France gaps in black market
Shutterstock - Viola Dolas

France’s leading online gambling trade association AFJEL has escalated its campaign against the rise of black-market gambling, urging authorities and media to confront the growing risks of an unregulated online casino sector that continues to erode consumer protection and state revenues.

The warning marks a renewed call from AFJEL for the French government to end the structural liabilities of the country’s gambling framework by regulating online casino gaming (iCasino) — a reform the association has pushed for since the relaunch of France’s regulated online gambling market in 2011.

The trade body has now taken its campaign directly into the French mainstream press, with its PwC-commissioned study published by Le Parisien and Libération, two of the country’s most prominent national newspapers.

According to the findings, 5.4 million French players are now active on unlicensed gambling sites, surpassing the 3.5 million users in the legal market and representing a 35% surge in two years. PwC estimates that the illegal market generated €2 billion in gross gaming revenue (GGR) in 2025, causing fiscal losses of more than €1.2 billion annually.

AFJEL warns that France faces a “digital sovereignty crisis” as unregulated offshore operators — often tied to criminal networks — continue to capture consumers through aggressive social media marketing, oversized bonuses, and influencer sponsorships, all while avoiding taxes and player-safety obligations.

“These illicit platforms lure customers with outsized inducements, flood Facebook and Google with ads, and even manipulate search engines to make themselves look legitimate,”  said Nicolas Béraud, CEO of Betclic Group and President of AFJEL.

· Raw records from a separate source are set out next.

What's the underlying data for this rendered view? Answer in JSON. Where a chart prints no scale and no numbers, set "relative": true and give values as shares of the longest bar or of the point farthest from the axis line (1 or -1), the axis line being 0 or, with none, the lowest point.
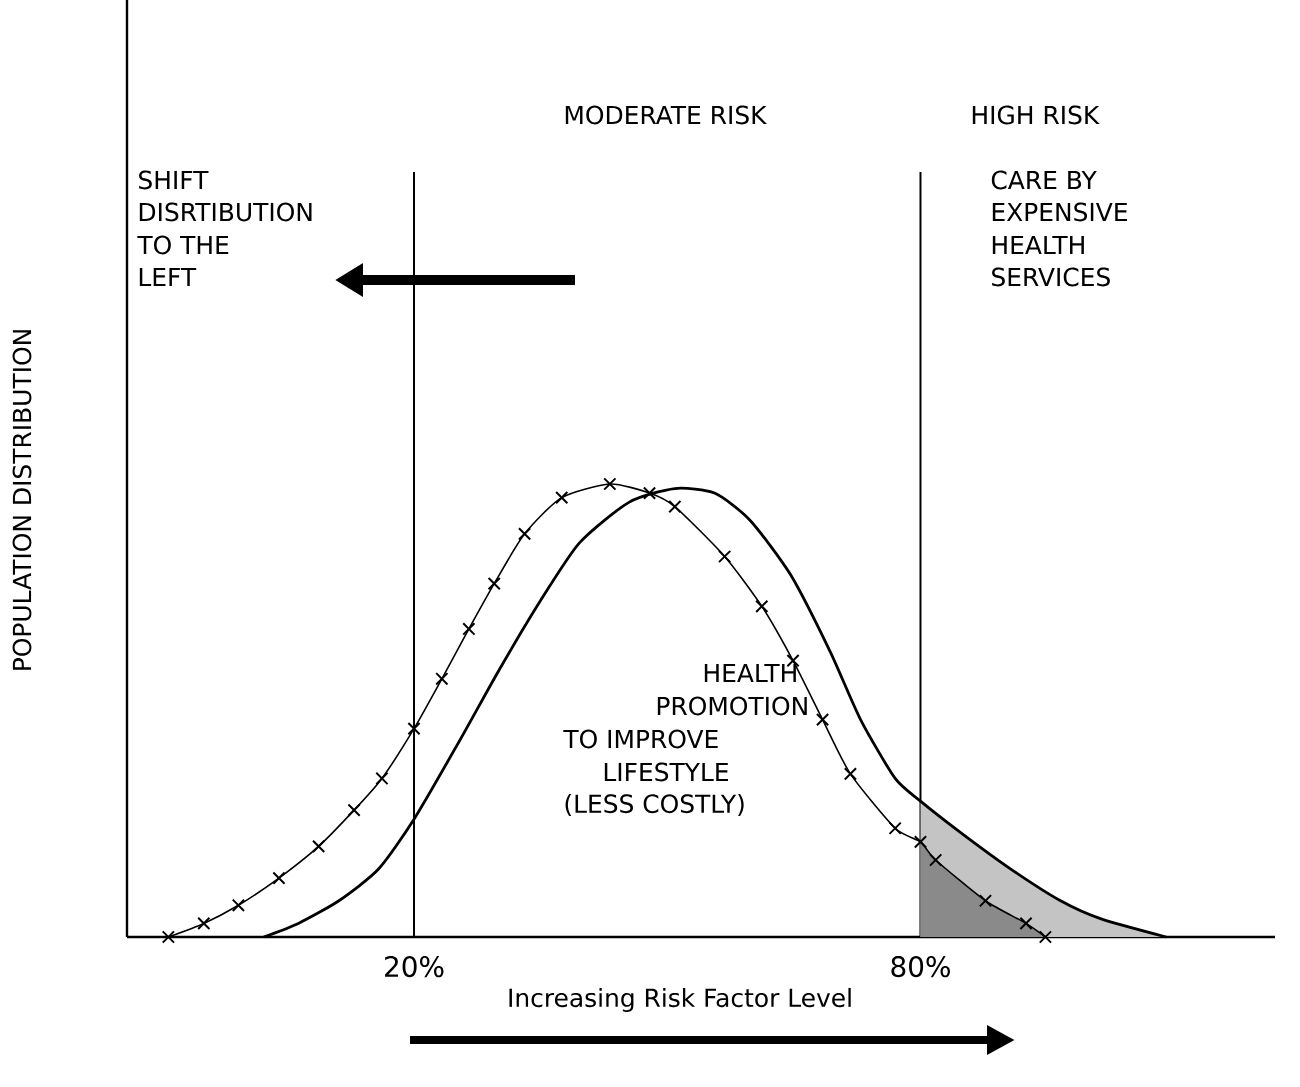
{
  "chart_data": {
    "type": "line",
    "relative": true,
    "xlabel": "Increasing Risk Factor Level",
    "ylabel": "POPULATION DISTRIBUTION",
    "xlim": [
      -14,
      122
    ],
    "xticks": [
      {
        "value": 20,
        "label": "20%"
      },
      {
        "value": 80,
        "label": "80%"
      }
    ],
    "series": [
      {
        "color": "#000000",
        "marker": "cross",
        "x": [
          -9.1,
          -4.9,
          -0.8,
          4.0,
          8.7,
          12.9,
          16.2,
          20.0,
          23.3,
          26.5,
          29.5,
          33.1,
          37.5,
          43.2,
          47.9,
          50.9,
          56.8,
          61.2,
          64.9,
          68.4,
          71.7,
          77.0,
          80.0,
          81.8,
          87.7,
          92.5,
          94.8
        ],
        "values": [
          0,
          0.03,
          0.07,
          0.13,
          0.2,
          0.28,
          0.35,
          0.46,
          0.57,
          0.68,
          0.78,
          0.89,
          0.97,
          1.0,
          0.98,
          0.95,
          0.84,
          0.73,
          0.61,
          0.48,
          0.36,
          0.24,
          0.21,
          0.17,
          0.08,
          0.03,
          0
        ]
      },
      {
        "color": "#000000",
        "marker": "none",
        "x": [
          2.2,
          6.3,
          11.1,
          15.8,
          20.0,
          25.3,
          30.1,
          34.9,
          39.6,
          45.5,
          50.9,
          55.6,
          59.8,
          64.6,
          69.3,
          72.9,
          77.0,
          80.0,
          84.8,
          90.7,
          96.6,
          101.4,
          109.1
        ],
        "values": [
          0,
          0.03,
          0.08,
          0.15,
          0.26,
          0.43,
          0.59,
          0.74,
          0.87,
          0.96,
          0.99,
          0.98,
          0.92,
          0.8,
          0.63,
          0.48,
          0.35,
          0.3,
          0.23,
          0.15,
          0.08,
          0.04,
          0
        ]
      },
      {
        "type": "area",
        "color": "#c4c4c4",
        "x": [
          80.0,
          84.8,
          90.7,
          96.6,
          101.4,
          109.1
        ],
        "values": [
          0.3,
          0.23,
          0.15,
          0.08,
          0.04,
          0
        ]
      },
      {
        "type": "area",
        "color": "#8a8a8a",
        "x": [
          80.0,
          81.8,
          87.7,
          92.5,
          94.8
        ],
        "values": [
          0.21,
          0.17,
          0.08,
          0.03,
          0
        ]
      }
    ],
    "ref_lines": [
      {
        "axis": "x",
        "value": 20,
        "color": "#000000"
      },
      {
        "axis": "x",
        "value": 80,
        "color": "#000000"
      }
    ],
    "annotations": [
      "MODERATE RISK",
      "HIGH RISK",
      "SHIFT",
      "DISRTIBUTION",
      "TO THE",
      "LEFT",
      "CARE BY",
      "EXPENSIVE",
      "HEALTH",
      "SERVICES",
      "HEALTH",
      "PROMOTION",
      "TO IMPROVE",
      "LIFESTYLE",
      "(LESS COSTLY)"
    ]
  }
}
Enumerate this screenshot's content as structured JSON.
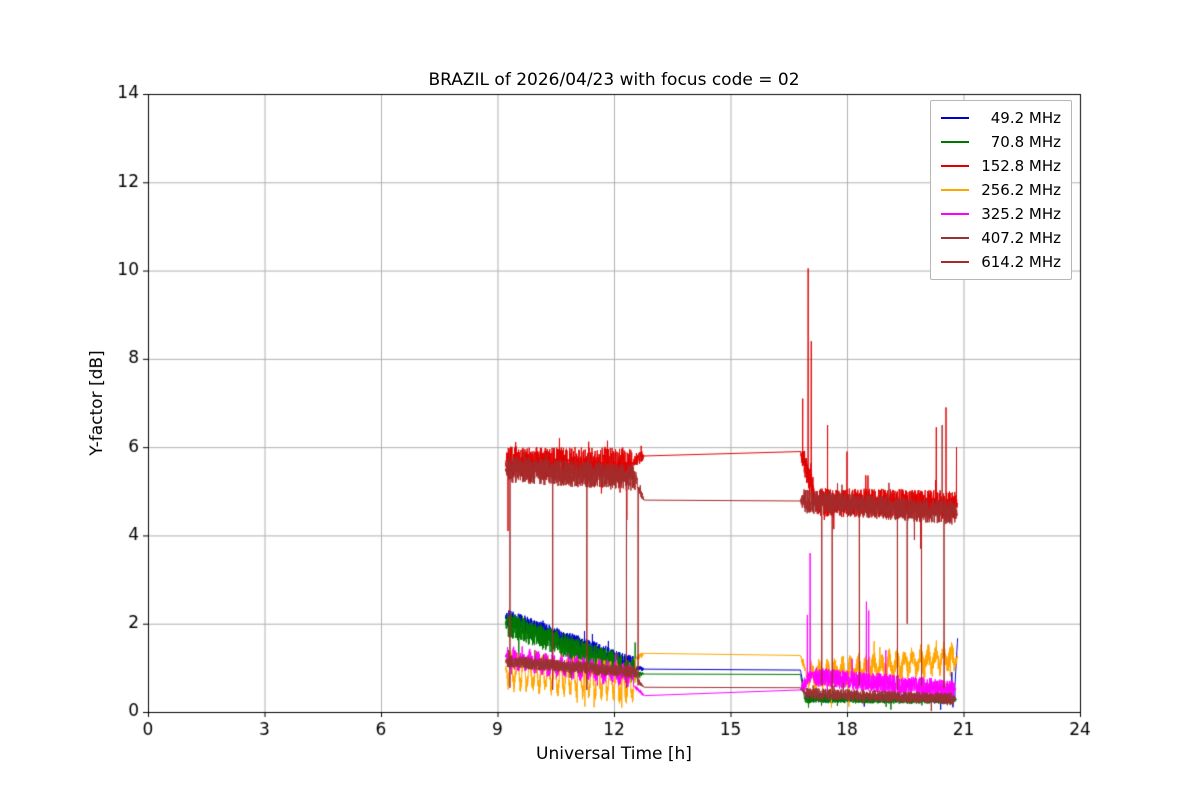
{
  "chart_data": {
    "type": "line",
    "title": "BRAZIL of 2026/04/23 with focus code = 02",
    "xlabel": "Universal Time [h]",
    "ylabel": "Y-factor [dB]",
    "xlim": [
      0,
      24
    ],
    "ylim": [
      0,
      14
    ],
    "xticks": [
      0,
      3,
      6,
      9,
      12,
      15,
      18,
      21,
      24
    ],
    "yticks": [
      0,
      2,
      4,
      6,
      8,
      10,
      12,
      14
    ],
    "grid": true,
    "legend_position": "upper right",
    "data_gap": {
      "note": "no data between ~12.8h and ~16.8h; straight connector lines span the gap",
      "x0": 12.78,
      "x1": 16.8
    },
    "series": [
      {
        "name": "49.2 MHz",
        "color": "#0000cc",
        "segments": [
          {
            "x0": 9.2,
            "x1": 12.55,
            "y0": 2.15,
            "y1": 1.05,
            "noise": 0.2
          },
          {
            "x0": 12.55,
            "x1": 12.78,
            "y0": 1.0,
            "y1": 0.97,
            "noise": 0.05
          },
          {
            "x0": 16.8,
            "x1": 16.92,
            "y0": 0.95,
            "y1": 0.4,
            "noise": 0.05
          },
          {
            "x0": 16.92,
            "x1": 20.78,
            "y0": 0.33,
            "y1": 0.3,
            "noise": 0.1,
            "spikes": [
              {
                "x": 20.7,
                "y": 0.9
              }
            ]
          },
          {
            "x0": 20.78,
            "x1": 20.85,
            "y0": 0.6,
            "y1": 1.7,
            "noise": 0.05
          }
        ]
      },
      {
        "name": "70.8 MHz",
        "color": "#007700",
        "segments": [
          {
            "x0": 9.2,
            "x1": 12.6,
            "y0": 2.0,
            "y1": 0.9,
            "noise": 0.28
          },
          {
            "x0": 12.6,
            "x1": 12.78,
            "y0": 0.88,
            "y1": 0.86,
            "noise": 0.04
          },
          {
            "x0": 16.8,
            "x1": 16.9,
            "y0": 0.85,
            "y1": 0.35,
            "noise": 0.05
          },
          {
            "x0": 16.9,
            "x1": 20.82,
            "y0": 0.3,
            "y1": 0.28,
            "noise": 0.1
          }
        ]
      },
      {
        "name": "152.8 MHz",
        "color": "#e00000",
        "segments": [
          {
            "x0": 9.2,
            "x1": 12.5,
            "y0": 5.65,
            "y1": 5.6,
            "noise": 0.38,
            "spikes": [
              {
                "x": 9.27,
                "y": 4.1
              },
              {
                "x": 12.33,
                "y": 4.35
              }
            ]
          },
          {
            "x0": 12.5,
            "x1": 12.78,
            "y0": 5.7,
            "y1": 5.8,
            "noise": 0.15
          },
          {
            "x0": 16.8,
            "x1": 17.18,
            "y0": 5.9,
            "y1": 4.9,
            "noise": 0.3,
            "spikes": [
              {
                "x": 16.86,
                "y": 7.1
              },
              {
                "x": 17.0,
                "y": 10.05
              },
              {
                "x": 17.08,
                "y": 8.4
              }
            ]
          },
          {
            "x0": 17.18,
            "x1": 20.85,
            "y0": 4.75,
            "y1": 4.7,
            "noise": 0.33,
            "spikes": [
              {
                "x": 17.5,
                "y": 6.5
              },
              {
                "x": 18.0,
                "y": 5.9
              },
              {
                "x": 19.9,
                "y": 3.7
              },
              {
                "x": 20.3,
                "y": 6.45
              },
              {
                "x": 20.55,
                "y": 6.9
              },
              {
                "x": 20.82,
                "y": 6.0
              }
            ]
          }
        ]
      },
      {
        "name": "256.2 MHz",
        "color": "#ffa500",
        "segments": [
          {
            "x0": 9.2,
            "x1": 12.55,
            "y0": 0.95,
            "y1": 0.65,
            "noise": 0.18,
            "osc": {
              "a": 0.32,
              "p": 0.16
            },
            "spikes": [
              {
                "x": 11.25,
                "y": 0.12
              },
              {
                "x": 12.2,
                "y": 0.1
              }
            ]
          },
          {
            "x0": 12.55,
            "x1": 12.78,
            "y0": 1.2,
            "y1": 1.33,
            "noise": 0.06
          },
          {
            "x0": 16.8,
            "x1": 16.95,
            "y0": 1.28,
            "y1": 0.9,
            "noise": 0.1
          },
          {
            "x0": 16.95,
            "x1": 20.85,
            "y0": 0.8,
            "y1": 1.25,
            "noise": 0.22,
            "osc": {
              "a": 0.18,
              "p": 0.2
            },
            "spikes": [
              {
                "x": 17.6,
                "y": 0.1
              },
              {
                "x": 18.05,
                "y": 0.12
              },
              {
                "x": 20.7,
                "y": 1.55
              }
            ]
          }
        ]
      },
      {
        "name": "325.2 MHz",
        "color": "#ff00ff",
        "segments": [
          {
            "x0": 9.2,
            "x1": 12.5,
            "y0": 1.25,
            "y1": 0.8,
            "noise": 0.18,
            "osc": {
              "a": 0.12,
              "p": 0.2
            }
          },
          {
            "x0": 12.5,
            "x1": 12.78,
            "y0": 0.6,
            "y1": 0.37,
            "noise": 0.04
          },
          {
            "x0": 16.8,
            "x1": 17.12,
            "y0": 0.5,
            "y1": 0.9,
            "noise": 0.15,
            "spikes": [
              {
                "x": 16.98,
                "y": 2.2
              },
              {
                "x": 17.05,
                "y": 3.6
              }
            ]
          },
          {
            "x0": 17.12,
            "x1": 20.8,
            "y0": 0.8,
            "y1": 0.5,
            "noise": 0.22,
            "spikes": [
              {
                "x": 18.5,
                "y": 2.5
              },
              {
                "x": 18.56,
                "y": 2.3
              },
              {
                "x": 19.0,
                "y": 1.4
              }
            ]
          }
        ]
      },
      {
        "name": "407.2 MHz",
        "color": "#993232",
        "segments": [
          {
            "x0": 9.2,
            "x1": 12.6,
            "y0": 1.15,
            "y1": 0.9,
            "noise": 0.14
          },
          {
            "x0": 12.6,
            "x1": 12.78,
            "y0": 0.7,
            "y1": 0.56,
            "noise": 0.04
          },
          {
            "x0": 16.8,
            "x1": 16.9,
            "y0": 0.55,
            "y1": 0.45,
            "noise": 0.05
          },
          {
            "x0": 16.9,
            "x1": 20.8,
            "y0": 0.42,
            "y1": 0.3,
            "noise": 0.13
          }
        ]
      },
      {
        "name": "614.2 MHz",
        "color": "#a52a2a",
        "segments": [
          {
            "x0": 9.2,
            "x1": 12.6,
            "y0": 5.5,
            "y1": 5.3,
            "noise": 0.3,
            "spikes": [
              {
                "x": 9.32,
                "y": 0.55
              },
              {
                "x": 10.42,
                "y": 0.5
              },
              {
                "x": 11.3,
                "y": 0.5
              },
              {
                "x": 12.32,
                "y": 0.55
              }
            ]
          },
          {
            "x0": 12.6,
            "x1": 12.78,
            "y0": 5.1,
            "y1": 4.8,
            "noise": 0.1,
            "spikes": [
              {
                "x": 12.62,
                "y": 0.6
              }
            ]
          },
          {
            "x0": 16.8,
            "x1": 20.85,
            "y0": 4.78,
            "y1": 4.5,
            "noise": 0.27,
            "spikes": [
              {
                "x": 17.35,
                "y": 0.6
              },
              {
                "x": 17.62,
                "y": 0.5
              },
              {
                "x": 18.32,
                "y": 0.6
              },
              {
                "x": 19.3,
                "y": 0.5
              },
              {
                "x": 19.55,
                "y": 2.0
              },
              {
                "x": 19.92,
                "y": 0.6
              },
              {
                "x": 20.45,
                "y": 6.5
              },
              {
                "x": 20.5,
                "y": 0.55
              }
            ]
          }
        ]
      }
    ]
  }
}
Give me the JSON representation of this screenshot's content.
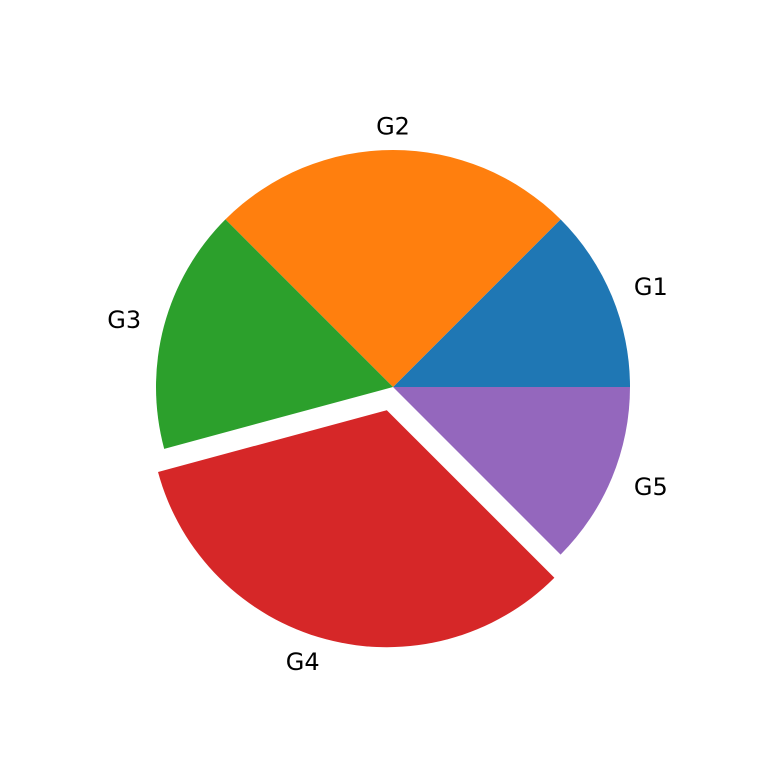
{
  "chart_data": {
    "type": "pie",
    "title": "",
    "categories": [
      "G1",
      "G2",
      "G3",
      "G4",
      "G5"
    ],
    "values": [
      12.5,
      25,
      16.7,
      33.3,
      12.5
    ],
    "colors": [
      "#1f77b4",
      "#ff7f0e",
      "#2ca02c",
      "#d62728",
      "#9467bd"
    ],
    "exploded": [
      "G4"
    ],
    "start_angle_deg": 0,
    "direction": "counterclockwise",
    "legend": "none"
  }
}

“The magnitude of this problem proves that prohibition is not protection. The only solution is a regulated and controlled iCasino offer that restores trust, protects players, and ensures fair competition.”

AFJEL maintains that the continuing ban on online casinos represents a “structural liability” for France — one that undermines consumer safety and deprives the state of significant tax revenue.

“France cannot allow a sector that could be safely regulated to remain dominated by illegal sites,” Béraud continued. “We are demanding a swift and decisive response — to end this French anomaly and restore order to the market.”

The Autorité Nationale des Jeux (ANJ) — France’s gambling regulator — has adopted a cautious stance, warning that any potential opening of the iCasino market must be “carefully considered given the highly addictive nature of such products.”

While the ANJ has expanded enforcement powers and blocked over 1,000 illegal websites in 2025, AFJEL argues that regulatory measures alone are not enough.

“Despite ANJ’s commitment, the illegal market continues to grow,” Béraud added. “This is no longer a question of enforcement — it’s a question of political will.”